En 2023, dans un tribunal de Prague, la première résolution en Europe concernant les droits d'auteur d'une oeuvre créée par une IA va également dans ce sens. La juridiction a refusé la protection de l'oeuvre, faute de démonstration suffisante de la contribution de l'auteur. Alors que d'autres juridictions l'ont admise comme le Tribunal Internet de Pékin qui, en novembre 2023, a pris la toute première décision qui reconnaît des droits d'auteurs sur une oeuvre complète. L'auteur avait alors réussi à prouver son investissement dans la création à l'aide de nombreux prompts positifs (qui aboutissent à une réponse) et plus d'une centaine de négatifs.

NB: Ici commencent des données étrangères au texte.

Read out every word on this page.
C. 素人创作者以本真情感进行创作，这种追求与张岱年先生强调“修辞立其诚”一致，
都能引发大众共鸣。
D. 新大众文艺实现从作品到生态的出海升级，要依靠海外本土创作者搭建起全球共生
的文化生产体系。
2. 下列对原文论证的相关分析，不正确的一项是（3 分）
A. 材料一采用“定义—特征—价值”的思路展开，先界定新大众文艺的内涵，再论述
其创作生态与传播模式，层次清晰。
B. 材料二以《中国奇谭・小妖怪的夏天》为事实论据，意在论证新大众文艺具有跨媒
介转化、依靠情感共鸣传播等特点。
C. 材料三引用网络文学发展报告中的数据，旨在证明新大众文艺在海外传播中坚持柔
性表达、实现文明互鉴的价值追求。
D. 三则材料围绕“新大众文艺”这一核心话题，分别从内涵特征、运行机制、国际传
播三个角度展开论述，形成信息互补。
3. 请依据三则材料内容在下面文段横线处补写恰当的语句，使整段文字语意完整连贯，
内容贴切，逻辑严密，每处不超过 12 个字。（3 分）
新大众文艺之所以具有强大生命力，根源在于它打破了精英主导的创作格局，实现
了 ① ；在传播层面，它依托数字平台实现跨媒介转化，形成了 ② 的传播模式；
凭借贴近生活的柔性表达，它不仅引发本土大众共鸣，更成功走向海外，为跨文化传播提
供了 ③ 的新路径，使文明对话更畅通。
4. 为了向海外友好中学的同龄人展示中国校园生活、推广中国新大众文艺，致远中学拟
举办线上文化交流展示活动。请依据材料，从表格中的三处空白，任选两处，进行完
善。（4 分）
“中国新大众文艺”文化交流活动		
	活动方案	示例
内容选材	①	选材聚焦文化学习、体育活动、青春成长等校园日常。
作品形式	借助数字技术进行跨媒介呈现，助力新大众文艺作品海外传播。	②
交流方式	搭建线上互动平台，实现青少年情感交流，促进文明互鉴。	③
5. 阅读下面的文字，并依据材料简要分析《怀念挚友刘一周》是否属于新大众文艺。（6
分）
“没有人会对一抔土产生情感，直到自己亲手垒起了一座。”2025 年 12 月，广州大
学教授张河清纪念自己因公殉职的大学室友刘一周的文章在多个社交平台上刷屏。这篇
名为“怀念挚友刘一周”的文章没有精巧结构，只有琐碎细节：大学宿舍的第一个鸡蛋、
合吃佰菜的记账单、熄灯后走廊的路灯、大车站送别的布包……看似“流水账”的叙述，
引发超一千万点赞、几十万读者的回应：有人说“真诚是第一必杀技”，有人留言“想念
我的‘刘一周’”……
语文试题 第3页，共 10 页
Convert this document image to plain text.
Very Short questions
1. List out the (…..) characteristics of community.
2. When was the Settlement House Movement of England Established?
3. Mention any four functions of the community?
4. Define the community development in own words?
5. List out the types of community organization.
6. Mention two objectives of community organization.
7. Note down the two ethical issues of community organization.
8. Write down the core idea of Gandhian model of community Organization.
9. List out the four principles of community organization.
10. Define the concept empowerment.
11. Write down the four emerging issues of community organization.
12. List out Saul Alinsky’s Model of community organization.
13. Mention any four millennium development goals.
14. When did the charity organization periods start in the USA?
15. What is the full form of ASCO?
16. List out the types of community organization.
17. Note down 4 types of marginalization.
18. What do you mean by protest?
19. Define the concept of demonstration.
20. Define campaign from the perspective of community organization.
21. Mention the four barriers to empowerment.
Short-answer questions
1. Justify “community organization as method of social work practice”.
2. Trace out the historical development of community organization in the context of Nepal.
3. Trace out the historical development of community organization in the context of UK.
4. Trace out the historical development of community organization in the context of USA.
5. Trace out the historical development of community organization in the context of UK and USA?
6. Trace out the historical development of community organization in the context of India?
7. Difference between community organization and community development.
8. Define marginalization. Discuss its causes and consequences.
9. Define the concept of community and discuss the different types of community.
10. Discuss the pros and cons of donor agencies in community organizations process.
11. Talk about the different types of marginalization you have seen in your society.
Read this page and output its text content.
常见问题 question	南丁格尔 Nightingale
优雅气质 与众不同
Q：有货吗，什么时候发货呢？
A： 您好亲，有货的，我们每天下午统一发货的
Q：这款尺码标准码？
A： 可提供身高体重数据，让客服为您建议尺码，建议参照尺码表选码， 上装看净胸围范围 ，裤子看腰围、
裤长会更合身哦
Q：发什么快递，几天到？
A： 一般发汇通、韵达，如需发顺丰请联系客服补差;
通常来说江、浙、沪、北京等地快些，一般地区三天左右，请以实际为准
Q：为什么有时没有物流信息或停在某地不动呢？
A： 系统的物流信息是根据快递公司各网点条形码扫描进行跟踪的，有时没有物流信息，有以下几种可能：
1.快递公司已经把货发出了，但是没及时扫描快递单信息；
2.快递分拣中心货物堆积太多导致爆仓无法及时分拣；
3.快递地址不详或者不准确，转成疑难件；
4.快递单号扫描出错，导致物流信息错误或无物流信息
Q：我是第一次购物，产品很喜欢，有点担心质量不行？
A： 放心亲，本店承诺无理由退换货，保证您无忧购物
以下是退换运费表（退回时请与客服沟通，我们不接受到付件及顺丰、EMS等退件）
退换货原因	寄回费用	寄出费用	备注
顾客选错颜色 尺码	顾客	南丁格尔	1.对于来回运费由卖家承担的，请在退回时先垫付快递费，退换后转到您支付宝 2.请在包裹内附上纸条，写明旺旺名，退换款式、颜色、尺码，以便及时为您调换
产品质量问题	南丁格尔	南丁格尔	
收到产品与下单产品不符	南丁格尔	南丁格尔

Cependant, ces décisions ne concernent que les créations assistées par IA et non pas entièrement créées par l'IA. Entre 2023 et 2025, de nombreux rapports de l'USCO (bureau des droits d'auteur des États-Unis) ont rappelé qu'une oeuvre entièrement générée par un modèle d'IA ne peut pas être protégée par le droit d'auteur.
Au-delà du droit d'auteur, la question se pose également pour d'autres titres de propriété intellectuelle. En matière de marques, rien ne s'oppose par principe au dépôt d'un signe créé avec l'aide d'une IA. Pour les brevets comme pour les dessins et modèles, les critères restent ceux d'une invention nouvelle, susceptible d'application industrielle, sans que les textes n'exigent une origine humaine de l'invention.